Die Quintessenz des Herrn Hamer ist doch das gleiche, was ein gewisser Herr Voltaire einmal sagte: "Alles Papiergeld ist letztendlich das Wert, aus dem es gemacht wurde: Nichts". Was Voltaire einst sagte, gilt heute noch. Beweise können uns doch grade in Deutschland unsere Großeltern gleich zweimal liefern, die die Katastrophe 1923/1924 und Zigarettenwährung in den 40ern miterlebt haben.
Papiergeld ist eigentlich keine Zahlung - Papiergeld ist, wie Aktien, Wertpapiere, etc. ein Zahlungsversprechen .
Mal im Ernst: Warum sammelt ihr Gold und Silber - wenn ihr dem Papiergeld grenzenlos vertraut? Viele hier in diesem Forum predigen Wasser aber trinken Wein "es ist nur der ideelle Wert der Münzen der zählt" - so ein QUATSCH. Was der Herr Hamer sagt, ist nichts weiter, als dass es eben keine Garantie dafür gibt, dass Zahlungsversprechen auch tatsächlich zur Zahlung führen.
ich kenne Deine Einstellung, daß der Sparer die Wurzel allen Übels ist.
M.E. siehst Du das zu extrem und es ist das nur ein Nebenschauplatz des Problems. Wie malte schon richtig gesagt hat, ist es absolut richtig, für das Alter vorzusorgen; wobei...

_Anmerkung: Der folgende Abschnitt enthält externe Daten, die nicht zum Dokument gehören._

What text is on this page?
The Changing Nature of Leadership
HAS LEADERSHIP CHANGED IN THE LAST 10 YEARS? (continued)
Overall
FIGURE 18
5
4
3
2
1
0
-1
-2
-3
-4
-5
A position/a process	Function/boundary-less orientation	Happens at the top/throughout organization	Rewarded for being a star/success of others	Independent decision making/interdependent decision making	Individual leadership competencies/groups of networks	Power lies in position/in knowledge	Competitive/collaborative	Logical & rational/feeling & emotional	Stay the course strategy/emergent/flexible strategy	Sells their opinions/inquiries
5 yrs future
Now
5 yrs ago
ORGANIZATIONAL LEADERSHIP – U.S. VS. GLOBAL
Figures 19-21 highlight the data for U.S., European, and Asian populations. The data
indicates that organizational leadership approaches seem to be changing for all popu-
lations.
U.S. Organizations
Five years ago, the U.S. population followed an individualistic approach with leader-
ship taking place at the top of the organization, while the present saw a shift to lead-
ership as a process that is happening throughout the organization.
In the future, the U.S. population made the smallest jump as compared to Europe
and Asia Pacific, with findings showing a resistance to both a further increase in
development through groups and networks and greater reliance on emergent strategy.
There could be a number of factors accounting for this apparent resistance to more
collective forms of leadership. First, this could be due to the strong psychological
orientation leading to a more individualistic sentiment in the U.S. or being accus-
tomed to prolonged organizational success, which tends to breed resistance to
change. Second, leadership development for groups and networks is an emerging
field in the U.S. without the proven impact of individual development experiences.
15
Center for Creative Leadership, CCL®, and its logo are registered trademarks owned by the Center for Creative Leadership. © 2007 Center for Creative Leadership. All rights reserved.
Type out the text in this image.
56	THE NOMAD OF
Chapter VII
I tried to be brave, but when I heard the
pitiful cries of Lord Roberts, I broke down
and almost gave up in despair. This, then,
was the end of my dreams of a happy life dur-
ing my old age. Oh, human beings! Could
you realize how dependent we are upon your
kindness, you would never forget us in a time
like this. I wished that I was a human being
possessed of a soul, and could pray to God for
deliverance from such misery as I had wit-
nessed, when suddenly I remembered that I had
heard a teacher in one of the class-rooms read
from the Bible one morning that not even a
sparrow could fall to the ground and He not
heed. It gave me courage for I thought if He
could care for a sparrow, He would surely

einerseits ist es zwar richtig, und wird von Politikern aller Coleurs propagiert
andererseits sind die Sparer in den A... gekniffen, wenn sie arbeitslos werden.
@jeggy
sicherlich biegt sich jeder Broker, Analyst oder Buchautor die Zahlen und Fakten für seine Belange zurecht, das ziehe ich mit ins Kalkül
BTW: Hast Du unseren gemeinsamen Freund den Indianerhäuptling schon gesehen?
@Sonja: Wenn Sie Ihr Geld, das sie nicht brauchen / benötigen / aufbrauchen zeitnah ausgeben und in Sach- oder Realwerte anlegen und es so direkt, d.h. ohne die Umwegfinanzierung über Staatsverschuldung oder Konsumfinanzierung anderer Volkswirtschaften in den Kreislauf zurückführen, so machen Sie auch nichts falsch: Sie haben bekommen, was sie wollten. Die Wirtschaft brummt auf hohem Niveau weiter. Niemand schuldet Ihnen etwas. Und keiner kann sich "beschissen" fühlen. No "Sorry", No "Cry", No "Regret".
Anders sieht das aus, wenn eine ganze Volkswirtschaft über einen Generationenzeitraum sparen will, was keinen Generationenzeitraum aufgehoben werden kann. Oder mal ganz salopp gesprochen:
Ihr Filet-Steak mit der leckeren Sauce und der herrlichen Beilage, das essen Sie heute Mittag im Resteraunt - oder ein anderer isst es. Übermorgen wäre es schon ungenießbar!.
Es bringt Ihnen nichts, sich statt dessen ein Leben lang Butterbrote und vielleicht mal eine Frikadelle "reinzuziehen" und dabei ein langes Gesicht zu machen. Dadurch werden Sie im Alter kein einziges Zusatzsteak essen, sofern Sie das dann mit Ihrem Kassengebiss noch können.
Und auch die hübsche Kurtisane an der Straßenecke - die ist heute attraktiv. WOW sieht die scharf aus! Hat die Kurven - und stets einen kessen Spruch auf den Lippen....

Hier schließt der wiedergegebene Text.